= Protocol of Kapshtica =

1920 agreement between Albania and Greece

Protocol of Kapshtica also known as Kapshtica Protocol, or Kapshtica Agreement, was an agreement between Albanian and Greek representatives signed in the border town of Kapshticë on 28 May 1920. Under this agreement both sides accepted the pre-World War I Greek-Albanian border status, as well as a number of provisions for the protection of the local Greek population of Korçë District and its educational and religious rights.

==Background==
During World War I, Greece was one of seven countries to occupy Albania, filling the vacuum left after the collapse of Ottoman Empire in the Balkans during the Balkan Wars.
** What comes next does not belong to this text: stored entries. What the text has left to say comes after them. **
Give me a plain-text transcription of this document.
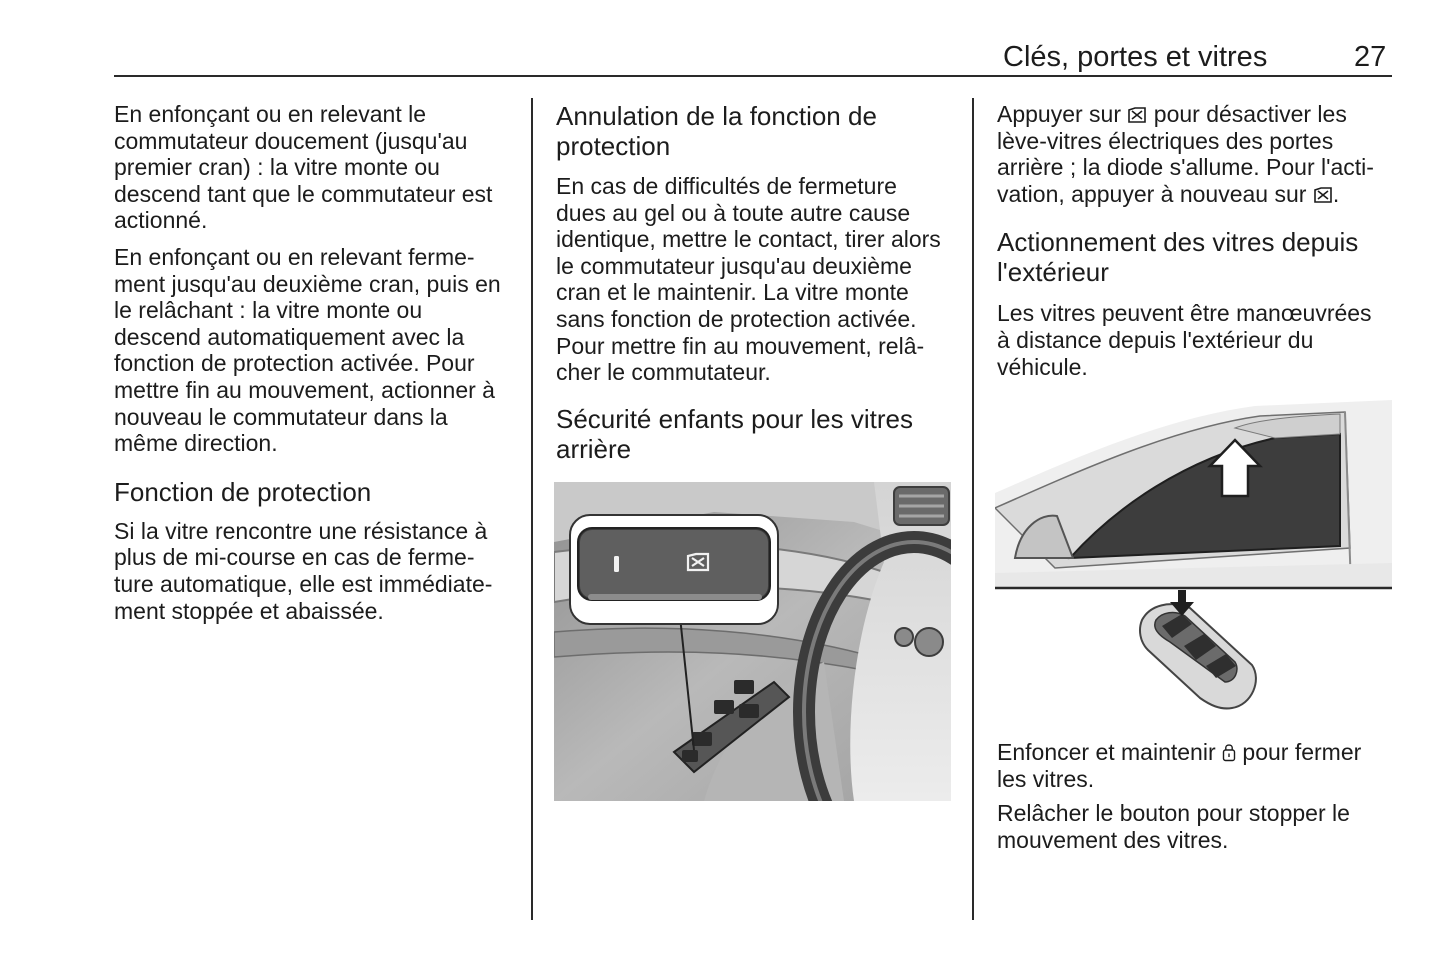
Clés, portes et vitres	27

En enfonçant ou en relevant le
commutateur doucement (jusqu'au
premier cran) : la vitre monte ou
descend tant que le commutateur est
actionné.

En enfonçant ou en relevant ferme-
ment jusqu'au deuxième cran, puis en
le relâchant : la vitre monte ou
descend automatiquement avec la
fonction de protection activée. Pour
mettre fin au mouvement, actionner à
nouveau le commutateur dans la
même direction.

Fonction de protection

Si la vitre rencontre une résistance à
plus de mi-course en cas de ferme-
ture automatique, elle est immédiate-
ment stoppée et abaissée.

Annulation de la fonction de
protection

En cas de difficultés de fermeture
dues au gel ou à toute autre cause
identique, mettre le contact, tirer alors
le commutateur jusqu'au deuxième
cran et le maintenir. La vitre monte
sans fonction de protection activée.
Pour mettre fin au mouvement, relâ-
cher le commutateur.

Sécurité enfants pour les vitres
arrière

Appuyer sur  pour désactiver les
lève-vitres électriques des portes
arrière ; la diode s'allume. Pour l'acti-
vation, appuyer à nouveau sur .

Actionnement des vitres depuis
l'extérieur

Les vitres peuvent être manœuvrées
à distance depuis l'extérieur du
véhicule.

Enfoncer et maintenir  pour fermer
les vitres.

Relâcher le bouton pour stopper le
mouvement des vitres.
Greece claimed parts of southern Albania as "Northern Epirus", since a sizeable Greek minority lived there. In 1915, Greek positions were occupied by Italian troops in Gjirokastër and French troops in Korçë.

After the disestablishment of the Autonomous Albanian Republic of Korçë, French troops left the area which incorporated in the newly created Albanian state, and the Paris Peace Conference reaffirmed the borders. Nevertheless, tensions were present in that part of Albanian-Greek border.

==Agreement==

French troops stayed in Korçë until May 24, 1920. Two days later, on May 26, 1920, after a big rally held at Korçë, and later in Bilisht and Pogradec, Albanians demanded the incorporation of former Autonomous Albanian Republic of Korçë into the Albanian state, informing the Tirana government via local representatives there about the tense situation in Korçë, especially on the border with Greece. Greek government was waiting for an approval from the British side and would not take any military action in southern Albania without their consent. Considering (allegedly) the recent oil discoveries, and the negotiation for Thrace and Dodecanese Islands taking place at that time, the British shifted their positioning towards the conservation of the actual border and support to the Albanian state, thus the only way left were the negotiations. After a quick meeting, made in Florina between the Greek and Albanian representatives, it was decided on 28 May 1920 to proceed with the meeting in Kapshticë where the agreement was signed and was known as "Kapshtica Protocol", or "Albanian-Greek Protocol of Kopshtica", which would remain in force until the issue would be resolved by the Peace Conference. The head of delegations were Josif Koçi for the Albanian side and Achilleas Kalevras for the Greek side. This would be the very first protocol signed between Albania and any foreign country.

==Terms==
Both parts declared their friendly relations. The Albanian side proclaimed that it will respect the rights of the Greek communities of the region, including the operation of Greek schools and churches.

==Aftermath==
From the strategic point of view, this treaty was important for the Albanian state. Not only the southeastern border was temporarily assured, but the Albanian side could gather forces and concentrate on western areas of Vlorë, occupied by the Italians, which would finalize with the Vlora War.

After the Italian-Albanian reconciliation, in August 1920, the Albanian side refused to recognize the validity of the Protocol of Kapshtica. Latter, in 1921 it declared to the League of Nations that it will respect the rights of the Greek population. However, a Greek minority was recognized only around Gjirokastër, in southwest Albania.